While, in principle, all products capable of making copies of copyright protected content can be levied, the private copying levies must not be imposed on goods that are acquired for purposes clearly unrelated to private copying. This approach requires a distinction between transactions where a good is sold to a private user and transactions where a good is sold to a non-private user. The latter transactions must, in principle, not be subject to a private copying levy.
Some stakeholders argue that manufacturers and importers usually do not sell to natural persons as private users, but rather to wholesalers. Therefore, they want them to be exempted ex ante from the payment of levies. They also stress that only the final retailer is in a position to assess whether equipment, media or devices will be used by a natural person for private purposes or not. A manufacturer or an importer, on the other hand, cannot carry out that assessment. At this level of trade, operators simply do not know who the final user will be.

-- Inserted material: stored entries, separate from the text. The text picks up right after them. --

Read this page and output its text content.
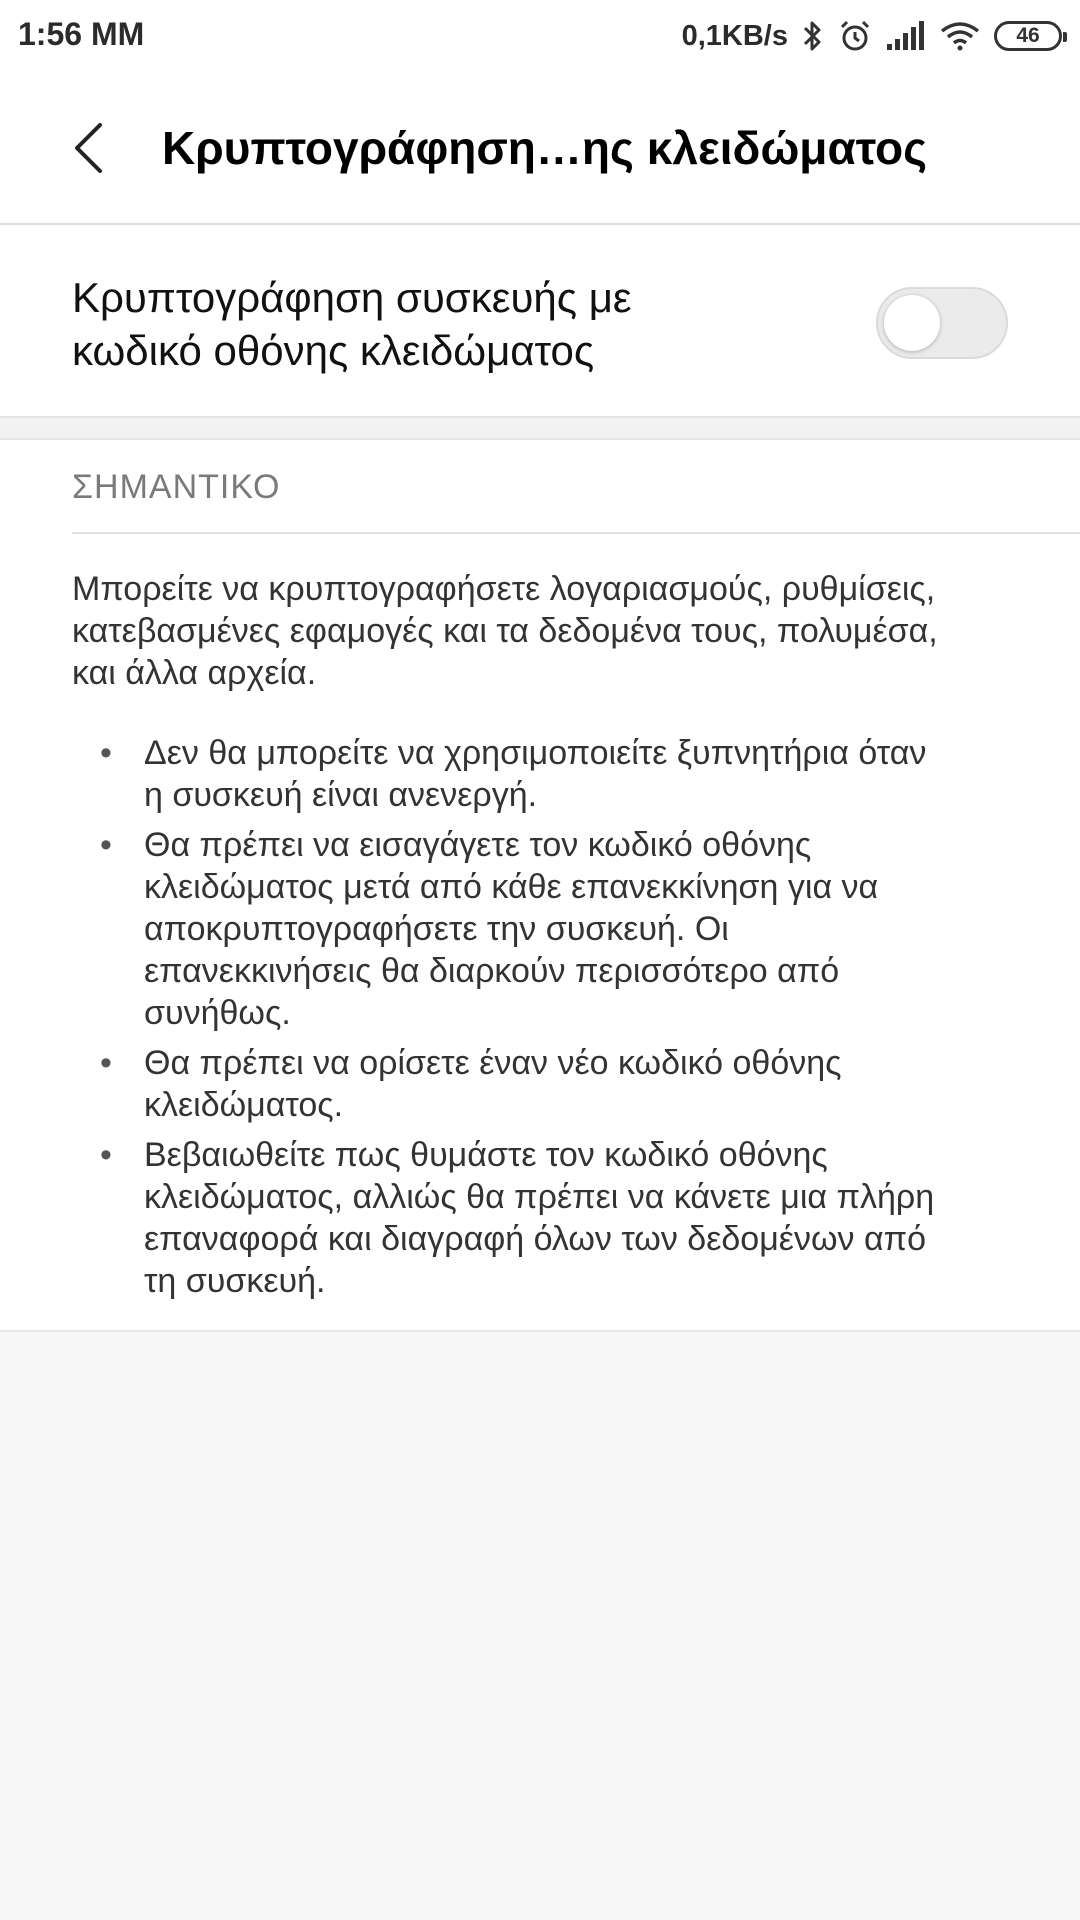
1:56 MM	0,1KB/s	46
Κρυπτογράφηση…ης κλειδώματος
Κρυπτογράφηση συσκευής με κωδικό οθόνης κλειδώματος
ΣΗΜΑΝΤΙΚΟ
Μπορείτε να κρυπτογραφήσετε λογαριασμούς, ρυθμίσεις, κατεβασμένες εφαμογές και τα δεδομένα τους, πολυμέσα, και άλλα αρχεία.
• Δεν θα μπορείτε να χρησιμοποιείτε ξυπνητήρια όταν η συσκευή είναι ανενεργή.
• Θα πρέπει να εισαγάγετε τον κωδικό οθόνης κλειδώματος μετά από κάθε επανεκκίνηση για να αποκρυπτογραφήσετε την συσκευή. Οι επανεκκινήσεις θα διαρκούν περισσότερο από συνήθως.
• Θα πρέπει να ορίσετε έναν νέο κωδικό οθόνης κλειδώματος.
• Βεβαιωθείτε πως θυμάστε τον κωδικό οθόνης κλειδώματος, αλλιώς θα πρέπει να κάνετε μια πλήρη επαναφορά και διαγραφή όλων των δεδομένων από τη συσκευή.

It is preferable to have a system where the obligation to pay the levy is limited to entities that sell to a natural person as a private user. Persons and organisations who do not sell equipment or media to natural persons as private users should not bear the financial risk and the administrative effort of being reimbursed at a later stage. Private copying levies should simply not apply to such transactions. Consequently, neither manufacturing a product capable of copying nor importing such a product should in itself be deemed sufficient to trigger a private copying levy. Private copying levies should rather apply exclusively to purchases made by natural persons as private users. Distinguishing such users from other users should be relatively easy. Using a VAT-number for a purchase could, for example, be a strong indication that a product will not be used for private purposes. Purchases by legal persons can also be exempted easily.